Karachi: Pakistan foreign exchange reserves have been projected to reach at $12.1 billion by end financial year 2011/12 with imminent pressure on balance of payment after beginning of IMF loans’ repayment.
IMF in its reports on Pakistan’ economy stated on Monday that central bank’s foreign exchange reserves have declined by about $2 billion in the last six months.
The economic performance has weakened and external pressures are mounting. The widening deficit of current account due to lower cotton/textile prices and a sharp slowdown in remittances growth, continued difficulties in attracting external financing.
In 2010-11, the real GDP expanded by 2.4 percent—far below the estimated 7 percent required to absorb the two million new labor market entrants annually—with inflation persistently in double digits.
Unemployment is high when underemployment and unpaid employment are taken into account, while poverty incidence and measures of human development are at worrisome levels. Efforts to boost revenue mobilization were once again frustrated by a lack of political support, and the fiscal deficit widened to 6.6 percent of GDP in 2010/11. Monetary policy has become more accommodative, with the SBP directly or indirectly (through liquidity injections via open market operations) financing fiscal deficits.
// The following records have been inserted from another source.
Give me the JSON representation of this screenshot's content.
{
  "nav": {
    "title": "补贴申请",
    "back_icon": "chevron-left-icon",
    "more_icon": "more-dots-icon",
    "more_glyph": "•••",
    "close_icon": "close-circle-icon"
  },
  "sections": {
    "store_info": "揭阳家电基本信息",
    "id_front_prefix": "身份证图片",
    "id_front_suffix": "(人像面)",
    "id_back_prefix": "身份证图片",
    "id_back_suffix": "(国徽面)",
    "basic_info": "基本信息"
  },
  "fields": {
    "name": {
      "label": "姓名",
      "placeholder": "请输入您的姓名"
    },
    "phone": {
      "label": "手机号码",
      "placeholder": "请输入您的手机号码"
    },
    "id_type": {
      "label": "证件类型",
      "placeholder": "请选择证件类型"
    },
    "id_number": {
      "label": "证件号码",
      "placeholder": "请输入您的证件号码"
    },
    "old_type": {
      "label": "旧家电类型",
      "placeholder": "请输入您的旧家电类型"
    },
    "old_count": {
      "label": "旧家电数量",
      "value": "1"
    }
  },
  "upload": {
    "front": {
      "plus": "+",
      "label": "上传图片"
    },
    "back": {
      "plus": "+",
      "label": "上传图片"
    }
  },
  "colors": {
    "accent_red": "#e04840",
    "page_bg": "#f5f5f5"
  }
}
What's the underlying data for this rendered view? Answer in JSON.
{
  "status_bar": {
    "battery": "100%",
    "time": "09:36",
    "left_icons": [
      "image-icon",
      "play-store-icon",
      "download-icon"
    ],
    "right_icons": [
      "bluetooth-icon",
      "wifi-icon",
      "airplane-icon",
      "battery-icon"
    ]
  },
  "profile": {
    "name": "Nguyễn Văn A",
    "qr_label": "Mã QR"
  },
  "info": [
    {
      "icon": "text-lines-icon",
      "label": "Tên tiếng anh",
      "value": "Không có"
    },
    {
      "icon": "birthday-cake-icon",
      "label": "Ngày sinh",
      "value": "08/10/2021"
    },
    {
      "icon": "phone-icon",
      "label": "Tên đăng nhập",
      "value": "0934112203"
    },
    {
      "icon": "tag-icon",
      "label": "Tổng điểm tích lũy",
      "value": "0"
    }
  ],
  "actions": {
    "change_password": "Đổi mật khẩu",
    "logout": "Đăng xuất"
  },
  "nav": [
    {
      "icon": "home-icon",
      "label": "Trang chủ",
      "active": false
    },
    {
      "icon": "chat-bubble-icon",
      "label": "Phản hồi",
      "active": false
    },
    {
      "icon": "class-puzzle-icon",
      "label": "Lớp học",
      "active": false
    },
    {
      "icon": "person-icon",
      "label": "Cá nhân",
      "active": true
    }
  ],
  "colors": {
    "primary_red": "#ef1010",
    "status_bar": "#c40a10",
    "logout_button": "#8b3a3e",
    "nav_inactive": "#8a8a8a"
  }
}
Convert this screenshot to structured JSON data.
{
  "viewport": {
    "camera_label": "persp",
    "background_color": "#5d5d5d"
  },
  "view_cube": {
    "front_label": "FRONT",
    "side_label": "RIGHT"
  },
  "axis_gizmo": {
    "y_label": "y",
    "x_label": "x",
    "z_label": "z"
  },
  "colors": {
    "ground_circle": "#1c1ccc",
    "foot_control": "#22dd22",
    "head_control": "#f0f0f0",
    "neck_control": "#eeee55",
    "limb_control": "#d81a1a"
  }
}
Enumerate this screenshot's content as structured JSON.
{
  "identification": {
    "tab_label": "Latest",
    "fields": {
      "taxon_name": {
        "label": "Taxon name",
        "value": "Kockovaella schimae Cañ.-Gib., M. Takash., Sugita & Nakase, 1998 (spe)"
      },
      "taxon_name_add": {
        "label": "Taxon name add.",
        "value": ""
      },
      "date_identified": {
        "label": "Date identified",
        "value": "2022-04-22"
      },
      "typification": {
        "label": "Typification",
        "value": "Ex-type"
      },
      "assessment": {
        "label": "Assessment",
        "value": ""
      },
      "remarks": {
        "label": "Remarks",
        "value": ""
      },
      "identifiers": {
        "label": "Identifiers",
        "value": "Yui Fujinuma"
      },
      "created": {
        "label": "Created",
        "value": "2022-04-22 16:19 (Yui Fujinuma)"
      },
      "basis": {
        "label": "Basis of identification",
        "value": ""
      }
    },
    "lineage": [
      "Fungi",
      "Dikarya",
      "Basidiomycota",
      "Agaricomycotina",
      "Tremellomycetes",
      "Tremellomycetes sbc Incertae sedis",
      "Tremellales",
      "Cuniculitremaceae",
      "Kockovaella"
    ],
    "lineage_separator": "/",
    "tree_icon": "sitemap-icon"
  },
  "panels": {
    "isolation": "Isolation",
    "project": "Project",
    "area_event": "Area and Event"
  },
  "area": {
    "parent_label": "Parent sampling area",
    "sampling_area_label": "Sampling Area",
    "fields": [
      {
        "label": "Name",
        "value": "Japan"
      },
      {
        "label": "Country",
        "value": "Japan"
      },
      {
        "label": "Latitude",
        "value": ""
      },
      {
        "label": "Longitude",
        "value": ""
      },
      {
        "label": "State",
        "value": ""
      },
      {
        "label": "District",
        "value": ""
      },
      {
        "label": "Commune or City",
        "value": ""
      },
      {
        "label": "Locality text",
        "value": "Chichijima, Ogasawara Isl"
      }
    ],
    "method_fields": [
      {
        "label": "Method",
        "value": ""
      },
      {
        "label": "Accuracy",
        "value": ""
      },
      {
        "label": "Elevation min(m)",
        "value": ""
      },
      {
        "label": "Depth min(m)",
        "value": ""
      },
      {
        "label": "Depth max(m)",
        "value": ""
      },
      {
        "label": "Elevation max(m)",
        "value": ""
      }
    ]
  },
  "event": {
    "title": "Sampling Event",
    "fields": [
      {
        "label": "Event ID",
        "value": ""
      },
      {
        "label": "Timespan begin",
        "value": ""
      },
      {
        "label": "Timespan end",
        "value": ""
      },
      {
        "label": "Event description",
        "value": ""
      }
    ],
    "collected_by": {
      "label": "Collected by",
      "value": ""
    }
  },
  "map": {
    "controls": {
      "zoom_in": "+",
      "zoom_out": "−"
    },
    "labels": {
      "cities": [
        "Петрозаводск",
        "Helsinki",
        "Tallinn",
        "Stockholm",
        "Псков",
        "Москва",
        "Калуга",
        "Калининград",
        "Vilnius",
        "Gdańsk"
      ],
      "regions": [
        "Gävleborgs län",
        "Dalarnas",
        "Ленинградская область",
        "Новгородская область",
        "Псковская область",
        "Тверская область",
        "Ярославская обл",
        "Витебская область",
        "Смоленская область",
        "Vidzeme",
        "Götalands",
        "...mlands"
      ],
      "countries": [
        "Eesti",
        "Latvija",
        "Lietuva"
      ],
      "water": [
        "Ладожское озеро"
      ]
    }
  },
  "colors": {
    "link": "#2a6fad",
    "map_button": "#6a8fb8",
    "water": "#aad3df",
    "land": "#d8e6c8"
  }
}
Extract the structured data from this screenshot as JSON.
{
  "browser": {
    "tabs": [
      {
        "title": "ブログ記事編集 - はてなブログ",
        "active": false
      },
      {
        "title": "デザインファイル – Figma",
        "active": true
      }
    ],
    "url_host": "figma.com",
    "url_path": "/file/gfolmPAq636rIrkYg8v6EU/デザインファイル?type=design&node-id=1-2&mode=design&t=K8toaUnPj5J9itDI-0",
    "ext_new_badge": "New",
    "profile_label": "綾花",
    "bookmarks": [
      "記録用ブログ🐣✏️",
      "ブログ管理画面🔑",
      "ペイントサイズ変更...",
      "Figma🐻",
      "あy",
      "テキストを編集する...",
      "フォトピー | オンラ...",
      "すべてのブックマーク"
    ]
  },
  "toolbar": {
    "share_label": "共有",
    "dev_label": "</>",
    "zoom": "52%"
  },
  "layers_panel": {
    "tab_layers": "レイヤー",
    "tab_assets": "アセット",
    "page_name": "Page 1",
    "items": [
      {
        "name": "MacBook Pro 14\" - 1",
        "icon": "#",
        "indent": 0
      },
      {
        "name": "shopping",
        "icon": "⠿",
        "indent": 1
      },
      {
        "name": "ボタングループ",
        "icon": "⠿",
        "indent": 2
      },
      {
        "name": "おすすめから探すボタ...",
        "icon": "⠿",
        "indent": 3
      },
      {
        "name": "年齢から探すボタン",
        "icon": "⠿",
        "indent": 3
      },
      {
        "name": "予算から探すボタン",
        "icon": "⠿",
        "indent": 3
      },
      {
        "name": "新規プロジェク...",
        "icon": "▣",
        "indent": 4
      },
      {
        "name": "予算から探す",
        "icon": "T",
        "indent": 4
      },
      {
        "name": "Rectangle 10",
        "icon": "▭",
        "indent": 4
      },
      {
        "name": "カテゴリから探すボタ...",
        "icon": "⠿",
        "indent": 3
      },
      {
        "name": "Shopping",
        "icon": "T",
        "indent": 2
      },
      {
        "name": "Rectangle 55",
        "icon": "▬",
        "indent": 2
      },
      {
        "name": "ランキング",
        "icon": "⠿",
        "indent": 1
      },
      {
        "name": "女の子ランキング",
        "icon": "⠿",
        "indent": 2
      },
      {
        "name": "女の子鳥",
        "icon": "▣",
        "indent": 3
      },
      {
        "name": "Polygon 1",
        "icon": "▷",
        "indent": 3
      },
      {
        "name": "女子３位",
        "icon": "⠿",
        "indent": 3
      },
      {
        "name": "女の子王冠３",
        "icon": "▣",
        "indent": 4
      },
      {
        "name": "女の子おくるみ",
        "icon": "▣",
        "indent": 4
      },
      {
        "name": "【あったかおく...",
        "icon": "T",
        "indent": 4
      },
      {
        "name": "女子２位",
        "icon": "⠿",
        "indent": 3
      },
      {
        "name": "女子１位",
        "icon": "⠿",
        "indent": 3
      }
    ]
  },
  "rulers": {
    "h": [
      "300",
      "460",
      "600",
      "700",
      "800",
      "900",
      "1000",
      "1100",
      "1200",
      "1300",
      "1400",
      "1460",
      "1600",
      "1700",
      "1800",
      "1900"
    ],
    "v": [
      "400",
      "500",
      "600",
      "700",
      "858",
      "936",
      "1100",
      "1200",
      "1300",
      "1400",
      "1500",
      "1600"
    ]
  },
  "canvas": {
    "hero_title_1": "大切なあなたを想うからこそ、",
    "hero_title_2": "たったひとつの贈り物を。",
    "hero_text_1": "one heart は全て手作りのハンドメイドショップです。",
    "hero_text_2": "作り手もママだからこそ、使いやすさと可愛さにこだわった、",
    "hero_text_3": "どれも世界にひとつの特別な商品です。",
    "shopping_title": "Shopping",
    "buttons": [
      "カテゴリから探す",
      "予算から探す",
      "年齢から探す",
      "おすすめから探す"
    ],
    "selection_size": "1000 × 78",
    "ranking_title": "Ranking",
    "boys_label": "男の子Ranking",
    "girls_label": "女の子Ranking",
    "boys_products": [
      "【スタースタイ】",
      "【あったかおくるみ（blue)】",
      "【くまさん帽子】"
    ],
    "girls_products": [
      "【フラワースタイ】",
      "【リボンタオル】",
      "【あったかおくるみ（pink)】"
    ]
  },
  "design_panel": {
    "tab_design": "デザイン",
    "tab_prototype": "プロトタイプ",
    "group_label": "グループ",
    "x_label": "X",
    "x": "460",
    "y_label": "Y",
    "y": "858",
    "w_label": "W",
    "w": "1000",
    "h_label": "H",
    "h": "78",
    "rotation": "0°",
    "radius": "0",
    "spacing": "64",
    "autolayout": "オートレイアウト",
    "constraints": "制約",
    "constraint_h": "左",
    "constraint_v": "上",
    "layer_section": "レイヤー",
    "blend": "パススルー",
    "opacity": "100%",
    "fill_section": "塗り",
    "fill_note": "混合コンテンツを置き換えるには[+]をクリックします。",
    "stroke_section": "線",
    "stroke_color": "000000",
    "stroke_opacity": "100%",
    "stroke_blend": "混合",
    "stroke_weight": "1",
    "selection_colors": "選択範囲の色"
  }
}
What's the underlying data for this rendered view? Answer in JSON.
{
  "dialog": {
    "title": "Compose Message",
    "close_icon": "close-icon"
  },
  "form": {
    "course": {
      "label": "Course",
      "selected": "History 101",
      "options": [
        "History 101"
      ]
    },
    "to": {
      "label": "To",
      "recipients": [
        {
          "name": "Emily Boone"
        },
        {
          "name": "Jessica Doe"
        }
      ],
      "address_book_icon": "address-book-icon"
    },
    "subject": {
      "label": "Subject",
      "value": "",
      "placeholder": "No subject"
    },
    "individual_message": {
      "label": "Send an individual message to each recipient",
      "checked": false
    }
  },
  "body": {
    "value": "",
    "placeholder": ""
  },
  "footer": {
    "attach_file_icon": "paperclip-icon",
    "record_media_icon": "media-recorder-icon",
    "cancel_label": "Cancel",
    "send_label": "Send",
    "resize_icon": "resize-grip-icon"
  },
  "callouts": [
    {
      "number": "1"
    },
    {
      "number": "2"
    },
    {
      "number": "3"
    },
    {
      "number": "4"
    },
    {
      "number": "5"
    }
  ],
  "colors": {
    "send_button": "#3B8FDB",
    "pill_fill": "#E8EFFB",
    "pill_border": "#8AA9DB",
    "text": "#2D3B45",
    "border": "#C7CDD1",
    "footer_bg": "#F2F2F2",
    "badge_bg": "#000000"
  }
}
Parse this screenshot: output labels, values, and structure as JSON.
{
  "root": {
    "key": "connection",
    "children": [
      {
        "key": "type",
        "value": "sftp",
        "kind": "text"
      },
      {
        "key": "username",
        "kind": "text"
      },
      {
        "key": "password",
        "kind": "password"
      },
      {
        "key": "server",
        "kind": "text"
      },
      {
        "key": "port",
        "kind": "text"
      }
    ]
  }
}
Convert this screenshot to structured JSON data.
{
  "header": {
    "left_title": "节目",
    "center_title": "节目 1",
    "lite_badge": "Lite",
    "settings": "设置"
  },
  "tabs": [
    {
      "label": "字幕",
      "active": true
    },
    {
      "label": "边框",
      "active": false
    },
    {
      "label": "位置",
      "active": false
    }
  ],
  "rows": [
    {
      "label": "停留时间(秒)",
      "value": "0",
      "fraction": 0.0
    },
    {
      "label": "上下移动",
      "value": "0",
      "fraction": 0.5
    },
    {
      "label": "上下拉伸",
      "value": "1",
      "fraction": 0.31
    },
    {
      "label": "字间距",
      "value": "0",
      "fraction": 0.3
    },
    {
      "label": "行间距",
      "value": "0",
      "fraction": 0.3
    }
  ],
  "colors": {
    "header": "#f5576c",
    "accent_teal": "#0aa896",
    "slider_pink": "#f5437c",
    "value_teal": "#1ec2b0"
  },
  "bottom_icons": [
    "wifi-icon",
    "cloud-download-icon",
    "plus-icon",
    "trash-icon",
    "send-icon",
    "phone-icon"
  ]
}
On current policies, Pakistan’s near- and medium-term prospects are challenging. Growth would remain too low to absorb the large number of new entrants into the labor force, inflation would remain high, and the external position would weaken further. In 2011/12, real GDP growth is projected at 3.4 percent and average CPI inflation at 12 percent.
In the absence of corrective measures, the fiscal deficit is likely to reach 7 percent of GDP, much higher than the government’s revised budget target of 4.7 percent, IMF forecast.
Moreover, there are considerable downside risks to this already difficult baseline, particularly in the context of an increasingly difficult global environment and concerns about policy weakening ahead of senate elections in 2012 and parliamentary elections in 2013.